Namus ehli bir hanımefendi, çocuklarını parka götürdüğünde oradaki kızlı erkekli bir arkadaş grubunun, edep ve iffet sınırlarını zorlayan samimiyetlerinden rahatsız olmuş, gençlere bir iyiliği dokunsun isteyip dostça bir nasihatte bulunmak istemiş. Söze başlamadan önce de, aman üzülmesinler, incinmesinler, kendilerinin hor görüldüğünü düşünmesinler, diyerek epey bir ölçmüş, biçmiş, tartmış sözlerini ve demiş ki:
- Gençler uzun lafın kısası… İleride evlenmek istediğiniz kız veya erkeğin, daha önce başkalarıyla samimi ilişkiler kurmuş olmasından rahatsız olmaz mısınız?”
Ve yukarıdaki cevabı almış. Bu bana anlatılan. Bir de bizzat yaşadığım bir hadise var. Okurken sağ el işaret parmağınızı tetik çeker gibi, affedersiniz tesbih çeker gibi, kıvırın ve iki dudağınız arasına yerleştirin… Çünkü gayr-ı ihtiyari dudağınızı ısırabilirsiniz…
Ben askerdeyken… (Böyle başlamak âdettendir.) Bizim bölükteki bir genç memleketine izne gitti. Dönünce de öğrendik ki, az zamanda büyükler işler başarmış ve nişanlanmış. Bir ara elemanla muhabbet ederken anlattı bana bunları. Baktım ki biraz burukluk var üzerinde; “Hayırdır, dedim. İstemediğin, sevemeyeceğin biriyle mi nişanlandın yoksa!”
- Yook be yaa hoca! Olur mu öyle şey?

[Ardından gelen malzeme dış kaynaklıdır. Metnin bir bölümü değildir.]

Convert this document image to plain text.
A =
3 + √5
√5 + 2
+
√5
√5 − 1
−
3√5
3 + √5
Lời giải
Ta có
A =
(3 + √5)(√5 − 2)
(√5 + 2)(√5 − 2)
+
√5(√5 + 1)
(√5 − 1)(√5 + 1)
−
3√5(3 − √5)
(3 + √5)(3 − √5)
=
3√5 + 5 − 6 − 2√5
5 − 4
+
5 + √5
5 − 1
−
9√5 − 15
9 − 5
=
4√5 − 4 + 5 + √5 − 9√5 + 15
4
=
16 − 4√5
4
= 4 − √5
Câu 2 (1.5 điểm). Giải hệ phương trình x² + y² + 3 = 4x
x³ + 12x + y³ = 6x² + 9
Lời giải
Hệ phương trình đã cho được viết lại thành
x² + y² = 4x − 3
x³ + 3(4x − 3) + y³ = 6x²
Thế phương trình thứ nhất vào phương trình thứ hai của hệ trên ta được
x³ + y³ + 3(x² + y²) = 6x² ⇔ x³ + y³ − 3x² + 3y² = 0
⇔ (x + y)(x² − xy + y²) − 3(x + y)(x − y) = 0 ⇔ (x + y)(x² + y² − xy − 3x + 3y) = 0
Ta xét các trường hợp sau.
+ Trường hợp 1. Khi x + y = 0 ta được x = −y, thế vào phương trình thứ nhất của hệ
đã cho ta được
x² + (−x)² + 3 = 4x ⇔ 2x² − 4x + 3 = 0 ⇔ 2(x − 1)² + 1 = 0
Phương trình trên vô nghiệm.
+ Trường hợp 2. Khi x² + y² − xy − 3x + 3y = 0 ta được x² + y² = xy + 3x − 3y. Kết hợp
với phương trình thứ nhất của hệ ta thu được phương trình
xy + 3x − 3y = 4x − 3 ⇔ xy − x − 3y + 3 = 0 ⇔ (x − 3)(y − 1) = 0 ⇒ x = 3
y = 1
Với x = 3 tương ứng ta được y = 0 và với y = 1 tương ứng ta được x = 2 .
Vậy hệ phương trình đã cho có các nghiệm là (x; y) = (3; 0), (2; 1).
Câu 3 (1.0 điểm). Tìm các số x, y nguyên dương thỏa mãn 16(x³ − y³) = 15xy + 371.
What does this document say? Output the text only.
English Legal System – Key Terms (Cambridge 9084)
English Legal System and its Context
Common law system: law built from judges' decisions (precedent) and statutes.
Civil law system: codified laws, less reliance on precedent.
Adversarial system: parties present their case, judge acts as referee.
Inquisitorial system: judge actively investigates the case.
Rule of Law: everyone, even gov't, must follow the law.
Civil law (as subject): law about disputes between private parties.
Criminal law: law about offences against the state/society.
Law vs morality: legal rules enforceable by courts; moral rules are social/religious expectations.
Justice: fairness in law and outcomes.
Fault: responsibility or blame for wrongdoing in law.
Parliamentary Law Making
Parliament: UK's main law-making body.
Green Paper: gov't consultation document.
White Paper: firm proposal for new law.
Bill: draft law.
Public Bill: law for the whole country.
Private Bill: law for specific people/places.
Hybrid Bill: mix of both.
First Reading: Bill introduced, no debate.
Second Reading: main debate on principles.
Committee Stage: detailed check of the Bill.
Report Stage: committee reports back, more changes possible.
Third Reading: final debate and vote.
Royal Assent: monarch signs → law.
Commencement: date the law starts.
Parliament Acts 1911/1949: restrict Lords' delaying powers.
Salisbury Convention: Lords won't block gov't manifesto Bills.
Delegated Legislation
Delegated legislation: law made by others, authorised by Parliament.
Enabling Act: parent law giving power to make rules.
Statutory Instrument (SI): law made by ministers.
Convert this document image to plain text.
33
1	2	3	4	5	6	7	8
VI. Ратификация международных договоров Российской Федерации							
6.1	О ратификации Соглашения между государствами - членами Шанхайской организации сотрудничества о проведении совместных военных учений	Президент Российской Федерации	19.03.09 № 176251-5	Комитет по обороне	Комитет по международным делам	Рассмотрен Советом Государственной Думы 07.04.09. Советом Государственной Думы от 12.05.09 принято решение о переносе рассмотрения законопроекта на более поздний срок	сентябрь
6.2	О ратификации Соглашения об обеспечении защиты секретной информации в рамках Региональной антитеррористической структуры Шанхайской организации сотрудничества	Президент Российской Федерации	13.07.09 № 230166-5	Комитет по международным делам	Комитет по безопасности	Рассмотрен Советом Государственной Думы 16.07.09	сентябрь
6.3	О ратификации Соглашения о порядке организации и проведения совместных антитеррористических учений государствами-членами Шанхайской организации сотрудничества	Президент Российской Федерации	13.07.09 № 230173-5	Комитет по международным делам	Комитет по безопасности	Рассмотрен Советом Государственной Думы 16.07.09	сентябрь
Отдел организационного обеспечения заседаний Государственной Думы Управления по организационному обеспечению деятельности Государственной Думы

Kız biraz şeyy..
- Nasıl yani, ney?
- Hani böyle biraz kapalı…
- Başörtülü, tesettürlü mü? Güzel.. Ama o biraz kapalıysa sorun olabilir..
- Yok be yaa! Ne alakası var! Hani böyle ev kızı derler ya ıyy! Pek kimseyle gezmemiş, tozmamış, hiç bir şeyden haberi yok… İşte öyle!
- …!
Bu dergide daha önce çıkmış bir yazı vardı: Bulaşık Kaşıklar… “İkinci El’i Makbul” yaklaşımından ve de “Ev kızı mı? Iyy!” düşüncesinden sonra, Bulaşık Kaşık Teorim, Darwin teorisine döndü gözümde. Münkirân-ı iffet ü hayâ ehlince aksi ispatlandı.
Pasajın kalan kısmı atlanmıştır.